EQT reported spending plans of $1.3-1.4 billion, which is a reduction of $525 million year-over-year compared with prior guidance for 2019.

“EQT has undergone a significant operational transformation during the third quarter. New leadership was added to the organization to drive cultural change, implement the digital work environment, establish a stable master operations schedule, and execute a proven well design,” the company said.

During the quarter, EQT horizontally drilled 15 Marcellus wells in Pennsylvania, 4 Marcellus wells in West Virginia, and 3 Utica wells in Ohio. “With a fresh perspective from a new management team, drilling speeds improved by 50% in the Marcellus and 20% in the Utica, as compared to the prior quarter,” it said. EQT is currently running three horizontal rigs and plans to remain at that level through yearend, the company said.

The company completed 27 Marcellus wells in Pennsylvania and 4 Utica wells in Ohio and is currently running three frac crews and plans to remain at that level through yearend.

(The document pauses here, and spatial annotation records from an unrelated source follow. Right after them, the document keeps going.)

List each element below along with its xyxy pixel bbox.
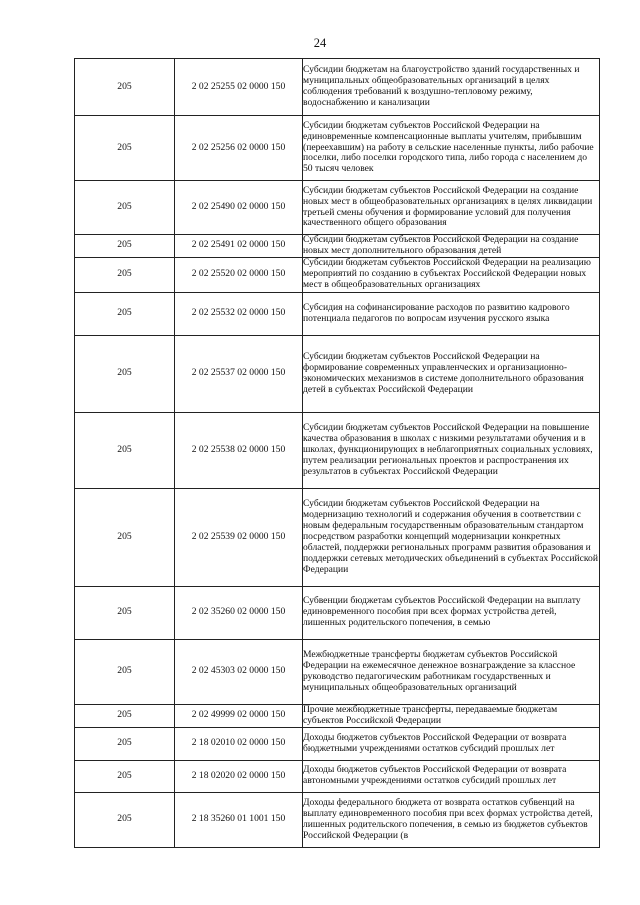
revenue-code-cell: 2 02 25532 02 0000 150	[175, 292, 303, 335]
table-row	[75, 235, 600, 258]
admin-code-cell: 205	[75, 335, 175, 412]
revenue-name-cell	[303, 292, 600, 335]
table-row	[75, 488, 600, 586]
revenue-name-text: Доходы бюджетов субъектов Российской Федерации от возврата автономными учреждениями остатков субсидий прошлых лет	[303, 764, 567, 787]
revenue-name-cell	[303, 335, 600, 412]
revenue-name-cell	[303, 727, 600, 760]
revenue-code-cell: 2 02 25256 02 0000 150	[175, 116, 303, 181]
revenue-name-cell	[303, 586, 600, 639]
revenue-code-cell: 2 18 02020 02 0000 150	[175, 760, 303, 792]
revenue-name-text: Доходы бюджетов субъектов Российской Федерации от возврата бюджетными учреждениями остатков субсидий прошлых лет	[303, 731, 567, 754]
table-body	[75, 59, 600, 848]
revenue-name-cell	[303, 488, 600, 586]
revenue-code-cell: 2 02 35260 02 0000 150	[175, 586, 303, 639]
admin-code-cell: 205	[75, 704, 175, 727]
revenue-name-text: Прочие межбюджетные трансферты, передаваемые бюджетам субъектов Российской Федерации	[303, 703, 558, 726]
revenue-name-text: Субсидии бюджетам субъектов Российской Федерации на реализацию мероприятий по созданию в субъектах Российской Федерации новых мест в общеобразовательных организациях	[303, 257, 591, 291]
admin-code-cell: 205	[75, 292, 175, 335]
table-row	[75, 116, 600, 181]
revenue-name-text: Доходы федерального бюджета от возврата остатков субвенций на выплату единовременного пособия при всех формах устройства детей, лишенных родительского попечения, в семью из бюджетов субъектов Российской Федерации (в	[303, 796, 593, 841]
table-row	[75, 292, 600, 335]
table-row	[75, 59, 600, 116]
revenue-name-cell	[303, 704, 600, 727]
revenue-name-text: Субсидии бюджетам субъектов Российской Федерации на единовременные компенсационные выплаты учителям, прибывшим (переехавшим) на работу в сельские населенные пункты, либо рабочие поселки, либо поселки городского типа, либо города с населением до 50 тысяч человек	[303, 119, 594, 175]
revenue-code-cell: 2 02 25491 02 0000 150	[175, 235, 303, 258]
revenue-code-cell: 2 02 25490 02 0000 150	[175, 181, 303, 235]
admin-code-cell: 205	[75, 586, 175, 639]
admin-code-cell: 205	[75, 116, 175, 181]
admin-code-cell: 205	[75, 760, 175, 792]
revenue-code-cell: 2 02 25538 02 0000 150	[175, 412, 303, 488]
revenue-name-cell	[303, 792, 600, 847]
revenue-name-text: Субсидия на софинансирование расходов по развитию кадрового потенциала педагогов по вопросам изучения русского языка	[303, 301, 570, 324]
table-row	[75, 335, 600, 412]
revenue-code-cell: 2 18 35260 01 1001 150	[175, 792, 303, 847]
table-row	[75, 586, 600, 639]
revenue-name-cell	[303, 760, 600, 792]
revenue-name-text: Субсидии бюджетам субъектов Российской Федерации на создание новых мест в общеобразовательных организациях в целях ликвидации третьей смены обучения и формирование условий для получения качественного общего образования	[303, 184, 593, 229]
revenue-name-text: Субсидии бюджетам субъектов Российской Федерации на формирование современных управленческих и организационно-экономических механизмов в системе дополнительного образования детей в субъектах Российской Федерации	[303, 351, 584, 395]
revenue-name-cell	[303, 181, 600, 235]
admin-code-cell: 205	[75, 488, 175, 586]
revenue-name-cell	[303, 639, 600, 704]
admin-code-cell: 205	[75, 727, 175, 760]
revenue-codes-table	[74, 58, 600, 848]
revenue-code-cell: 2 02 25537 02 0000 150	[175, 335, 303, 412]
table-row	[75, 412, 600, 488]
admin-code-cell: 205	[75, 235, 175, 258]
revenue-name-text: Субсидии бюджетам субъектов Российской Федерации на повышение качества образования в школах с низкими результатами обучения и в школах, функционирующих в неблагоприятных социальных условиях, путем реализации региональных проектов и распространения их результатов в субъектах Российской Федерации	[303, 422, 593, 477]
revenue-code-cell: 2 02 25255 02 0000 150	[175, 59, 303, 116]
admin-code-cell: 205	[75, 639, 175, 704]
table-row	[75, 704, 600, 727]
table-row	[75, 792, 600, 847]
table-row	[75, 181, 600, 235]
revenue-code-cell: 2 02 25520 02 0000 150	[175, 257, 303, 292]
table-row	[75, 639, 600, 704]
table-row	[75, 727, 600, 760]
revenue-code-cell: 2 02 45303 02 0000 150	[175, 639, 303, 704]
revenue-name-cell	[303, 116, 600, 181]
revenue-name-cell	[303, 257, 600, 292]
revenue-code-cell: 2 18 02010 02 0000 150	[175, 727, 303, 760]
revenue-name-cell	[303, 59, 600, 116]
admin-code-cell: 205	[75, 792, 175, 847]
admin-code-cell: 205	[75, 257, 175, 292]
revenue-name-text: Субсидии бюджетам на благоустройство зданий государственных и муниципальных общеобразовательных организаций в целях соблюдения требований к воздушно-тепловому режиму, водоснабжению и канализации	[303, 64, 580, 108]
revenue-name-text: Субсидии бюджетам субъектов Российской Федерации на создание новых мест дополнительного образования детей	[303, 234, 579, 256]
table-row	[75, 257, 600, 292]
revenue-code-cell: 2 02 25539 02 0000 150	[175, 488, 303, 586]
revenue-name-text: Субсидии бюджетам субъектов Российской Федерации на модернизацию технологий и содержания обучения в соответствии с новым федеральным государственным образовательным стандартом посредством разработки концепций модернизации конкретных областей, поддержки региональных программ развития образования и поддержки сетевых методических объединений в субъектах Российской Федерации	[303, 498, 598, 575]
revenue-name-text: Субвенции бюджетам субъектов Российской Федерации на выплату единовременного пособия при всех формах устройства детей, лишенных родительского попечения, в семью	[303, 595, 581, 629]
page-number: 24	[313, 36, 327, 50]
admin-code-cell: 205	[75, 181, 175, 235]
revenue-name-text: Межбюджетные трансферты бюджетам субъектов Российской Федерации на ежемесячное денежное вознаграждение за классное руководство педагогическим работникам государственных и муниципальных общеобразовательных организаций	[303, 649, 576, 693]
admin-code-cell: 205	[75, 59, 175, 116]
revenue-name-cell	[303, 235, 600, 258]
admin-code-cell: 205	[75, 412, 175, 488]
table-row	[75, 760, 600, 792]
revenue-code-cell: 2 02 49999 02 0000 150	[175, 704, 303, 727]
revenue-name-cell	[303, 412, 600, 488]
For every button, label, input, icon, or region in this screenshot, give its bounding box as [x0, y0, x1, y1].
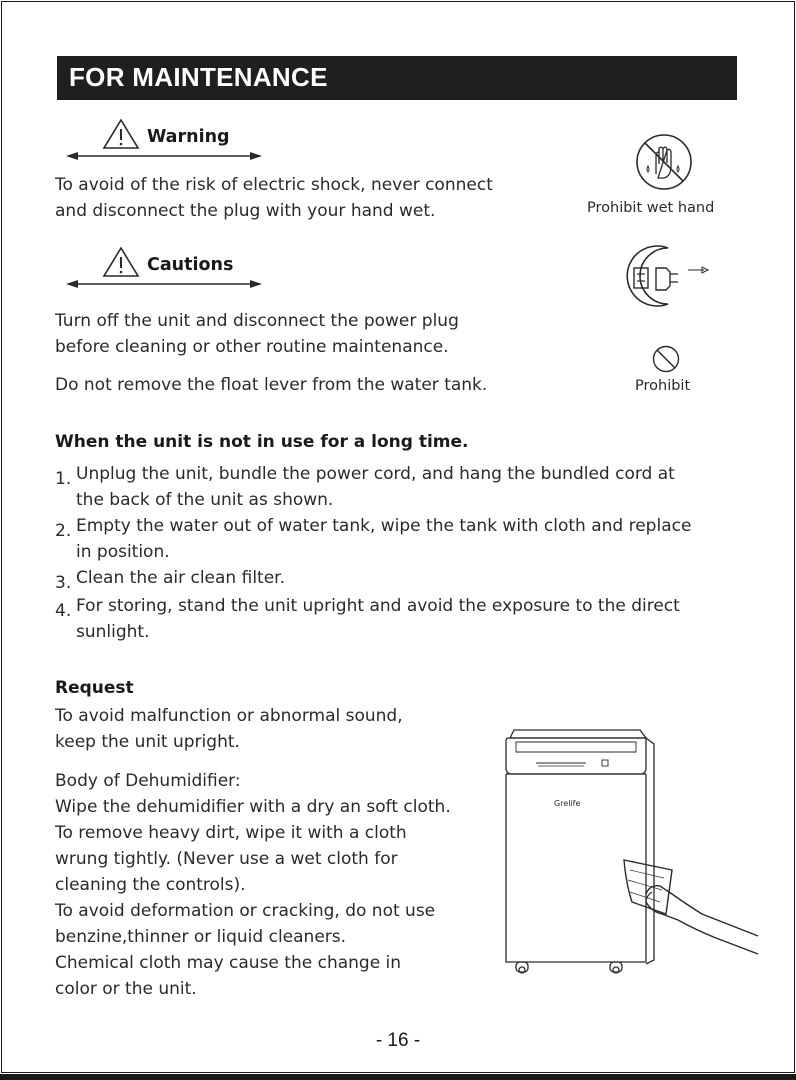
storage-item-3-line-1: Clean the air clean filter. — [76, 568, 285, 588]
unplug-icon — [622, 242, 712, 310]
dehumidifier-cleaning-illustration — [496, 724, 766, 984]
request-line-1: To avoid malfunction or abnormal sound, — [55, 706, 403, 726]
warning-heading — [66, 118, 266, 166]
storage-item-1-line-1: Unplug the unit, bundle the power cord, and hang the bundled cord at — [76, 464, 675, 484]
brand-logo: Grelife — [554, 799, 581, 808]
body-line-8: Chemical cloth may cause the change in — [55, 953, 402, 973]
body-line-7: benzine,thinner or liquid cleaners. — [55, 927, 347, 947]
prohibit-icon — [651, 344, 681, 374]
request-line-2: keep the unit upright. — [55, 732, 240, 752]
page-number: - 16 - — [375, 1030, 421, 1051]
bottom-border — [0, 1074, 796, 1080]
body-line-6: To avoid deformation or cracking, do not use — [55, 901, 436, 921]
body-line-1: Body of Dehumidifier: — [55, 771, 241, 791]
body-line-9: color or the unit. — [55, 979, 197, 999]
prohibit-wet-hand-icon — [634, 132, 694, 192]
item-number: 3. — [55, 573, 72, 593]
storage-item-1-line-2: the back of the unit as shown. — [76, 490, 334, 510]
storage-item-2-line-2: in position. — [76, 542, 170, 562]
warning-line-1: To avoid of the risk of electric shock, never connect — [55, 175, 493, 195]
item-number: 1. — [55, 469, 72, 489]
body-line-5: cleaning the controls). — [55, 875, 246, 895]
section-title-bar — [57, 56, 737, 100]
item-number: 2. — [55, 521, 72, 541]
item-number: 4. — [55, 601, 72, 621]
cautions-line-2: before cleaning or other routine maintenance. — [55, 337, 449, 357]
body-line-3: To remove heavy dirt, wipe it with a cloth — [55, 823, 407, 843]
warning-line-2: and disconnect the plug with your hand wet. — [55, 201, 436, 221]
warning-label: Warning — [147, 127, 230, 147]
storage-heading: When the unit is not in use for a long time. — [55, 432, 469, 452]
storage-item-2-line-1: Empty the water out of water tank, wipe the tank with cloth and replace — [76, 516, 692, 536]
cautions-heading — [66, 246, 266, 294]
storage-item-4-line-1: For storing, stand the unit upright and avoid the exposure to the direct — [76, 596, 680, 616]
prohibit-wet-hand-caption: Prohibit wet hand — [587, 200, 715, 216]
storage-item-4-line-2: sunlight. — [76, 622, 150, 642]
body-line-4: wrung tightly. (Never use a wet cloth for — [55, 849, 398, 869]
prohibit-caption: Prohibit — [635, 378, 691, 394]
cautions-line-1: Turn off the unit and disconnect the power plug — [55, 311, 459, 331]
cautions-label: Cautions — [147, 255, 234, 275]
page-title: FOR MAINTENANCE — [69, 62, 328, 92]
body-line-2: Wipe the dehumidifier with a dry an soft cloth. — [55, 797, 451, 817]
float-lever-line: Do not remove the float lever from the water tank. — [55, 375, 488, 395]
request-heading: Request — [55, 678, 134, 698]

In its most recent quarterly report, Range Resources Corp. reported production in the third quarter averaged 2,042 MMcfd of gas equivalent from its Appalachia division—a 3% increase over this year’s second quarter.

Range Resources’ expected capital spending was reduced to $736 million, $20 million below budget. In 2019, Range plans to direct about 90% of its capital budget towards Marcellus shale development, it said.

Southwestern Energy Co., in its third-quarter results, reported total production from its southwest Appalachia operations area averaged 913 MMcfed, a 27% growth over the prior year’s third quarter. Natural gas production reached 440 MMcfd, oil production hit 15.4 million b/d, and NGL production totaled 64.2 million b/d.

During the third quarter, the company drilled 14 wells, completed 16 wells, and placed 21 wells to sales. Of the 21 wells to sales, 20 were Marcellus wells, 16 in the company’s super-rich acreage and 4 in the rich acreage.

Southwestern’s northeast Appalachia area’s total production averaged 1.3 bcfd during the third quarter, essentially flat with the same quarter in 2018.

During the third quarter, the company drilled 10 wells, completed 14 wells, and placed 13 wells to sales. Of the 9 wells online for at least 30 days, 6 were Lower Marcellus with an average 30-day rate of 15 MMcfd, 14% higher than the prior year quarter.

Antero Resources Corp. reported in its third-quarter earnings statement that it placed 33 horizontal Marcellus wells to sales. For wells that had 60 days of reported data during the quarter, the average rate per well was 21.4 MMcfed on choke. The 60-day average rate per well included 1,033 b/d of liquids, comprised of oil, C3+ NGLs, and about 30% ethane recovery, the company said.

During the period, Antero drilled 23 wells in an average of 11 total days from spudding to final rig release. Additionally, Antero drilled an average of 6,000 lateral ft/day in the quarter, achieving its highest quarterly rate in the company’s history.

Drilling costs per foot were notably lower during the quarter, Antero said, equating to a 6% reduction from the previous quarter and a 19% reduction from the prior year.

Antero said it plans to operate an average of four drilling rigs and an average of three to four completion crews for the rest of this year. For the full year, the company expects to drill 120-130 wells and place 115-125 wells online.

Antero’s accrued drilling and completion capital expenditures for the third quarter were $290 million. In addition to capital invested in drilling and completion costs, the company invested $13 million for land, resulting in a total of $303 million in capital spending for the quarter.